De wandeling. Het is altijd bang afwachten wat het wordt met een compostelaroute, maar het deel Gits - Beitem van de Via Brugensis ziet er veelbelovend uit. Langs de Onledebeek lijkt nl. volgens de topografische kaart een niet-verharde weg (onderbroken streepjes) te lopen, wat meteen zou kunnen betekenen dat een flink deel van de route toch zeer wandelvriendelijk is. Spijtig genoeg heeft een of andere Roeselaarse mandataris in het kader van de ontharding van Vlaanderen dat hele traject laten betonneren, niet zomaar een streepje beton maar een heuse fietssnelweg, waar fietsers van allerlei slag het rijk voor zich alleen hebben. De wandelaars springen wel op tijd weg… Dat is trouwens niet het enige minpunt: toen ik thuis het gpx-bestand op de kaart zette, viel op hoe we bijna voortdurend in de buurt van gebouwen liepen, al dan niet onderdeel van de Roeselaarse industrie. We kwamen aan een TWQ van 31%, maar de trage wegen waren op het lijf van de vele fietsers geschreven en waren weinig interessant voor de wandelaar. We quoteerden met een povere 7/20. En dat voor de hele 19km.
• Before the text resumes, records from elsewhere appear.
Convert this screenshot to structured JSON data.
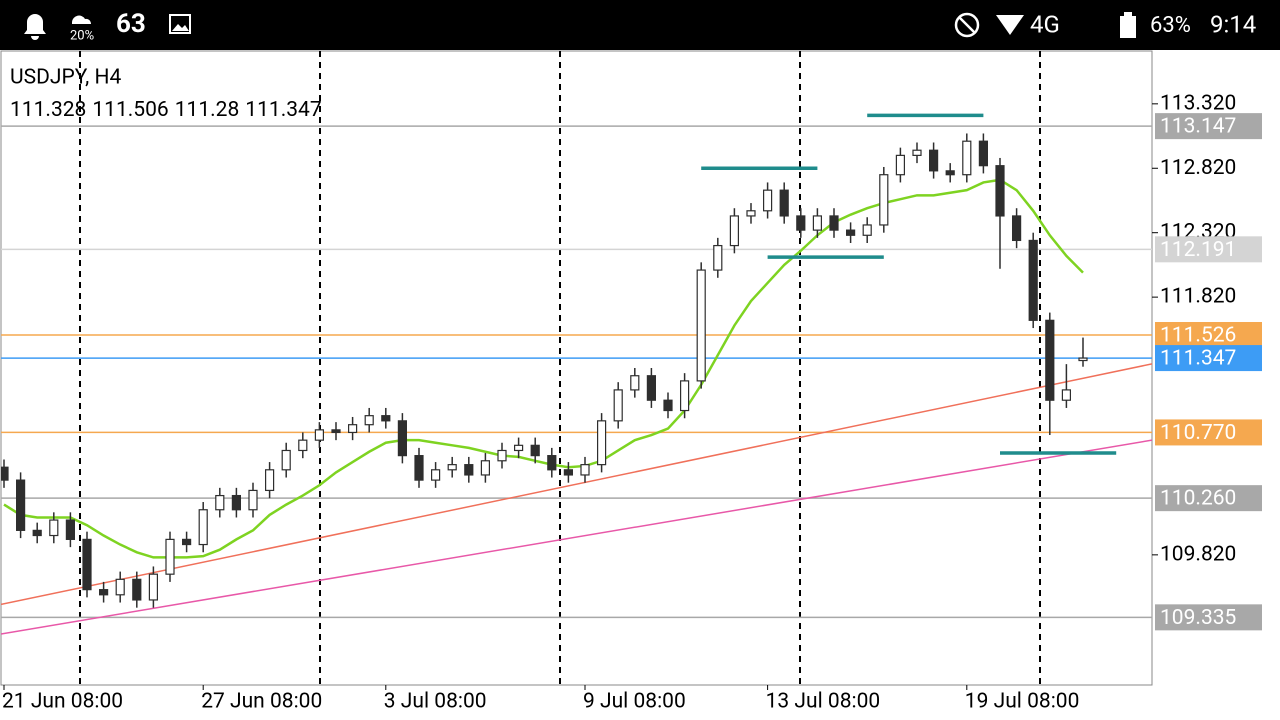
{
  "status_bar": {
    "weather": "20%",
    "notification": "63",
    "network": "4G",
    "battery": "63%",
    "time": "9:14"
  },
  "chart_data": {
    "type": "candlestick",
    "title": "USDJPY, H4",
    "categories": [
      "21 Jun 08:00",
      null,
      null,
      null,
      null,
      null,
      null,
      null,
      null,
      null,
      null,
      null,
      "27 Jun 08:00",
      null,
      null,
      null,
      null,
      null,
      null,
      null,
      null,
      null,
      null,
      "3 Jul 08:00",
      null,
      null,
      null,
      null,
      null,
      null,
      null,
      null,
      null,
      null,
      null,
      "9 Jul 08:00",
      null,
      null,
      null,
      null,
      null,
      null,
      null,
      null,
      null,
      null,
      "13 Jul 08:00",
      null,
      null,
      null,
      null,
      null,
      null,
      null,
      null,
      null,
      null,
      null,
      "19 Jul 08:00",
      null,
      null,
      null,
      null,
      null,
      null,
      null
    ],
    "open": [
      110.5,
      110.4,
      110.01,
      109.97,
      110.09,
      109.94,
      109.55,
      109.51,
      109.63,
      109.47,
      109.67,
      109.94,
      109.9,
      110.17,
      110.28,
      110.17,
      110.32,
      110.48,
      110.63,
      110.71,
      110.79,
      110.77,
      110.83,
      110.9,
      110.86,
      110.59,
      110.4,
      110.48,
      110.52,
      110.44,
      110.55,
      110.63,
      110.67,
      110.59,
      110.48,
      110.44,
      110.52,
      110.86,
      111.1,
      111.21,
      111.02,
      110.94,
      111.17,
      112.03,
      112.22,
      112.45,
      112.49,
      112.65,
      112.45,
      112.34,
      112.45,
      112.34,
      112.3,
      112.38,
      112.77,
      112.92,
      112.96,
      112.8,
      112.77,
      113.03,
      112.84,
      112.45,
      112.26,
      111.64,
      111.02,
      111.328
    ],
    "high": [
      110.56,
      110.46,
      110.07,
      110.15,
      110.15,
      110.0,
      109.61,
      109.69,
      109.69,
      109.73,
      110.0,
      110.0,
      110.23,
      110.34,
      110.34,
      110.38,
      110.54,
      110.69,
      110.77,
      110.85,
      110.85,
      110.89,
      110.96,
      110.96,
      110.92,
      110.65,
      110.54,
      110.58,
      110.58,
      110.61,
      110.69,
      110.73,
      110.73,
      110.65,
      110.54,
      110.58,
      110.92,
      111.16,
      111.27,
      111.27,
      111.08,
      111.23,
      112.09,
      112.28,
      112.51,
      112.55,
      112.71,
      112.71,
      112.51,
      112.51,
      112.51,
      112.4,
      112.44,
      112.83,
      112.98,
      113.02,
      113.02,
      112.86,
      113.09,
      113.09,
      112.9,
      112.51,
      112.32,
      111.7,
      111.3,
      111.506
    ],
    "low": [
      110.34,
      109.95,
      109.91,
      109.91,
      109.88,
      109.49,
      109.45,
      109.45,
      109.41,
      109.41,
      109.61,
      109.84,
      109.84,
      110.11,
      110.11,
      110.11,
      110.26,
      110.42,
      110.57,
      110.65,
      110.71,
      110.71,
      110.77,
      110.8,
      110.53,
      110.34,
      110.34,
      110.42,
      110.38,
      110.38,
      110.49,
      110.57,
      110.53,
      110.42,
      110.38,
      110.38,
      110.46,
      110.8,
      111.04,
      110.96,
      110.88,
      110.88,
      111.11,
      111.97,
      112.16,
      112.39,
      112.43,
      112.39,
      112.28,
      112.28,
      112.28,
      112.24,
      112.24,
      112.32,
      112.71,
      112.86,
      112.74,
      112.71,
      112.71,
      112.78,
      112.04,
      112.2,
      111.58,
      110.75,
      110.96,
      111.28
    ],
    "close": [
      110.4,
      110.01,
      109.97,
      110.09,
      109.94,
      109.55,
      109.51,
      109.63,
      109.47,
      109.67,
      109.94,
      109.9,
      110.17,
      110.28,
      110.17,
      110.32,
      110.48,
      110.63,
      110.71,
      110.79,
      110.77,
      110.83,
      110.9,
      110.86,
      110.59,
      110.4,
      110.48,
      110.52,
      110.44,
      110.55,
      110.63,
      110.67,
      110.59,
      110.48,
      110.44,
      110.52,
      110.86,
      111.1,
      111.21,
      111.02,
      110.94,
      111.17,
      112.03,
      112.22,
      112.45,
      112.49,
      112.65,
      112.45,
      112.34,
      112.45,
      112.34,
      112.3,
      112.38,
      112.77,
      112.92,
      112.96,
      112.8,
      112.77,
      113.03,
      112.84,
      112.45,
      112.26,
      111.64,
      111.02,
      111.1,
      111.347
    ],
    "candle_color": "#2e2e2e",
    "ma": {
      "color": "#7ed321",
      "values": [
        110.21,
        110.13,
        110.11,
        110.11,
        110.11,
        110.05,
        109.97,
        109.9,
        109.84,
        109.8,
        109.8,
        109.8,
        109.81,
        109.86,
        109.94,
        110.01,
        110.13,
        110.21,
        110.28,
        110.36,
        110.46,
        110.54,
        110.62,
        110.69,
        110.71,
        110.71,
        110.69,
        110.67,
        110.65,
        110.62,
        110.59,
        110.58,
        110.55,
        110.52,
        110.5,
        110.51,
        110.55,
        110.63,
        110.71,
        110.75,
        110.8,
        110.94,
        111.14,
        111.37,
        111.6,
        111.79,
        111.93,
        112.07,
        112.18,
        112.3,
        112.4,
        112.46,
        112.51,
        112.55,
        112.58,
        112.61,
        112.61,
        112.63,
        112.65,
        112.71,
        112.73,
        112.65,
        112.49,
        112.3,
        112.14,
        112.01
      ]
    },
    "levels": [
      {
        "value": 113.147,
        "color": "#a8a8a8"
      },
      {
        "value": 112.191,
        "color": "#d4d4d4"
      },
      {
        "value": 111.526,
        "color": "#f5a84f"
      },
      {
        "value": 111.347,
        "color": "#3d9cf5"
      },
      {
        "value": 110.77,
        "label": "110.770",
        "color": "#f5a84f"
      },
      {
        "value": 110.26,
        "label": "110.260",
        "color": "#a8a8a8"
      },
      {
        "value": 109.335,
        "color": "#a8a8a8"
      }
    ],
    "trendlines": [
      {
        "color": "#f0705a",
        "points": [
          [
            0,
            109.44
          ],
          [
            65,
            111.19
          ]
        ]
      },
      {
        "color": "#e858a8",
        "points": [
          [
            0,
            109.21
          ],
          [
            65,
            110.62
          ]
        ]
      }
    ],
    "segments": [
      {
        "color": "#1f8c8c",
        "price": 112.82,
        "from": 42,
        "to": 49
      },
      {
        "color": "#1f8c8c",
        "price": 113.23,
        "from": 52,
        "to": 59
      },
      {
        "color": "#1f8c8c",
        "price": 112.13,
        "from": 46,
        "to": 53
      },
      {
        "color": "#1f8c8c",
        "price": 110.61,
        "from": 60,
        "to": 67
      }
    ],
    "ylim": [
      108.81,
      113.73
    ],
    "yticks": [
      {
        "value": 113.32,
        "label": "113.320"
      },
      {
        "value": 112.82,
        "label": "112.820"
      },
      {
        "value": 112.32,
        "label": "112.320"
      },
      {
        "value": 111.82,
        "label": "111.820"
      },
      {
        "value": 109.82,
        "label": "109.820"
      }
    ]
  }
}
De echt mooie stukjes waren op een hand te tellen en bij wijze van spreken nooit meer dan een handpalm groot: het Bos ter Kerst, de buurt van de kleiputten, de bedding van lijn 65…
 We volgden de Onledebeek langere tijd, maar dit was ongeveer de enige fotogenieke plek.
 De oude bedding van lijn 65 blijkt gelukkig een aangenaam wandelpad te zijn.
Meer foto's hier.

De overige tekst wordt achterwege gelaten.